In seeking to evade the well-settled legal principles correctly applied by the trial court, the defendant apparently contends that the plaintiffs are estopped to contest the validity of the tax sale as based on the invalid assessment, because as heirs they did not notify the assessor in writing of T. E. Williams’s death as allegedly required by LSA-R.S. 47:1965, nor did they file a list and valuation of the property with the assessor as required by LSA-R.S. 47:1956. Defendant cites Louisiana Long Leaf Lbr. Co. v. Vines, 150 La. 311, 90 So. 660; Palmer Co. v. Police Jury, 142 La. 1076, 78 So. 122, and White v. Lockhart, La.App. 1 Cir., 129 So.2d 917.

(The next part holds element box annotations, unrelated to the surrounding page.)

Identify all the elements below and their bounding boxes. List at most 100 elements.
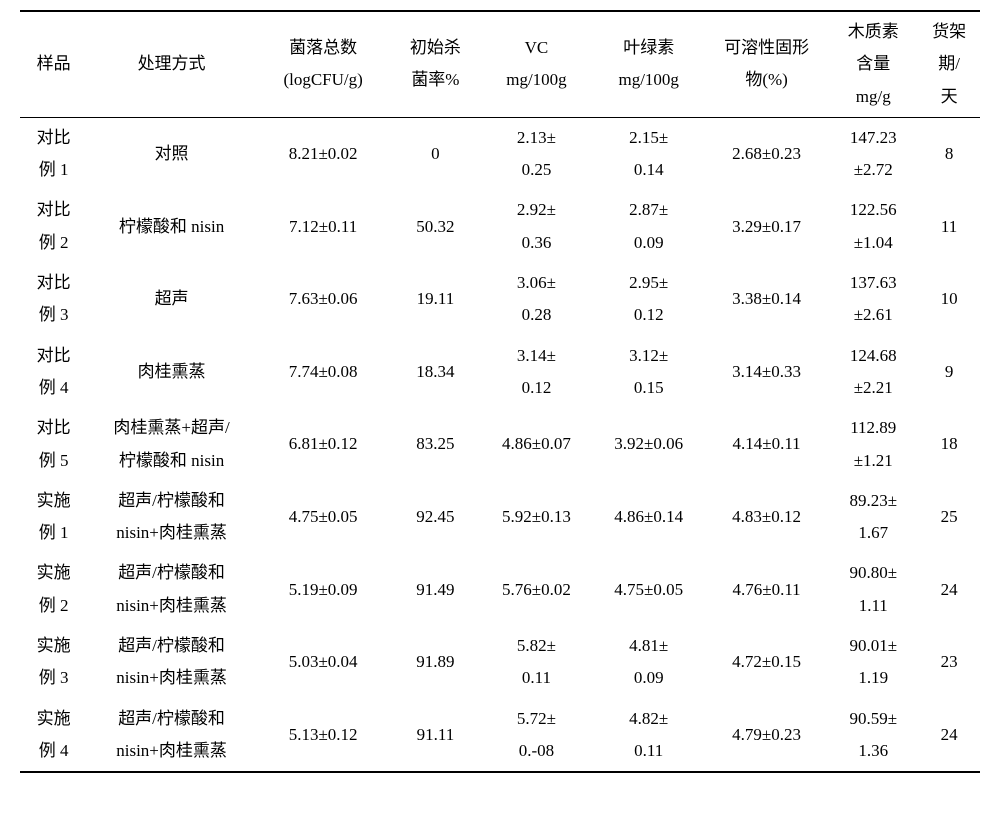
treatment-cell-l1: 超声/柠檬酸和	[89, 485, 253, 517]
lignin-cell-l1: 137.63	[830, 267, 916, 299]
solid-cell-l1: 4.83±0.12	[707, 501, 827, 533]
chl-cell-l1: 2.95±	[595, 267, 703, 299]
shelf-cell: 11	[918, 190, 980, 263]
kill-cell: 18.34	[391, 336, 481, 409]
treatment-cell-l2: nisin+肉桂熏蒸	[89, 590, 253, 622]
header-shelf-l1: 货架	[920, 16, 978, 48]
shelf-cell: 23	[918, 626, 980, 699]
header-colony-l2: (logCFU/g)	[258, 64, 389, 96]
treatment-cell-l1: 超声/柠檬酸和	[89, 630, 253, 662]
kill-cell: 91.89	[391, 626, 481, 699]
treatment-cell-l1: 超声	[89, 283, 253, 315]
kill-cell: 0	[391, 117, 481, 190]
kill-cell: 92.45	[391, 481, 481, 554]
treatment-cell-l2: nisin+肉桂熏蒸	[89, 517, 253, 549]
treatment-cell: 对照	[87, 117, 255, 190]
sample-cell: 对比例 3	[20, 263, 87, 336]
lignin-cell-l2: ±1.21	[830, 445, 916, 477]
table-row: 实施例 1超声/柠檬酸和nisin+肉桂熏蒸4.75±0.0592.455.92…	[20, 481, 980, 554]
shelf-cell-l1: 9	[920, 356, 978, 388]
lignin-cell-l1: 90.01±	[830, 630, 916, 662]
shelf-cell: 8	[918, 117, 980, 190]
solid-cell-l1: 4.72±0.15	[707, 646, 827, 678]
colony-cell-l1: 5.03±0.04	[258, 646, 389, 678]
lignin-cell-l2: 1.36	[830, 735, 916, 767]
colony-cell-l1: 8.21±0.02	[258, 138, 389, 170]
vc-cell-l2: 0.36	[482, 227, 590, 259]
colony-cell: 7.63±0.06	[256, 263, 391, 336]
chl-cell: 3.12±0.15	[593, 336, 705, 409]
sample-cell-l1: 对比	[22, 340, 85, 372]
solid-cell: 4.72±0.15	[705, 626, 829, 699]
sample-cell-l1: 实施	[22, 703, 85, 735]
lignin-cell-l1: 112.89	[830, 412, 916, 444]
table-row: 对比例 3超声7.63±0.0619.113.06±0.282.95±0.123…	[20, 263, 980, 336]
chl-cell: 3.92±0.06	[593, 408, 705, 481]
lignin-cell-l1: 122.56	[830, 194, 916, 226]
chl-cell: 4.75±0.05	[593, 553, 705, 626]
header-vc-l2: mg/100g	[482, 64, 590, 96]
chl-cell-l2: 0.12	[595, 299, 703, 331]
vc-cell: 2.13±0.25	[480, 117, 592, 190]
sample-cell-l1: 实施	[22, 485, 85, 517]
vc-cell-l1: 3.14±	[482, 340, 590, 372]
treatment-cell-l1: 柠檬酸和 nisin	[89, 211, 253, 243]
lignin-cell: 122.56±1.04	[828, 190, 918, 263]
treatment-cell-l1: 肉桂熏蒸	[89, 356, 253, 388]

However, even though a property owner may under these authorities be sometimes estopped from annulling an assessment prior to a tax sale, such a prior acquiescence by the true owner in an improper assessment does not thereby render valid a tax sale made without notice to him as the actual owner of the property. Le Blanc v. Babin, 197 La. 825, 2 So.2d 225 (syllabus 7); Federico v. Nunez, 173 La. 957, 139 So. 20; *318Adsit v. Park, 144 La. 934, 81 So. 430. These cited cases specifically hold that the taxpayer’s estoppel to question the valuation or validity of an assessment is irrelevant to and does not limit his right to annul a tax sale, if he did not receive the notice of delinquency required by our State constitution. In such instances of erroneous assessment, the tax sale is not valid when notice is given only to the assessed owner and not to the actual owner, even though the erroneous assessment may have resulted from the true owner’s failure to file appropriate forms with the tax assessor.
For the foregoing reasons, we affirm the judgment of the trial court annulling the 1957 tax sale to the defendant. The defendant-appellant is assessed with the costs of this appeal.

. This suit was timely brought so as not to be barred by the constitutional peremption provided by Article 10, Section 11, La. Constitution, LSA which in most instances prevents the annulment of tax sales for procedural deficiencies after five years following recordation of the tax deed.

. On filing their suit, the plaintiffs had unconditionally deposited into court a sum sufficient to repay the defendant all taxes, costs, and interest due to the tax sale purchaser. The constitutional provision requires that the purchaser be repaid these amounts before the tax sale is annulled. Art. 10, Sec. 11, La. Constitution.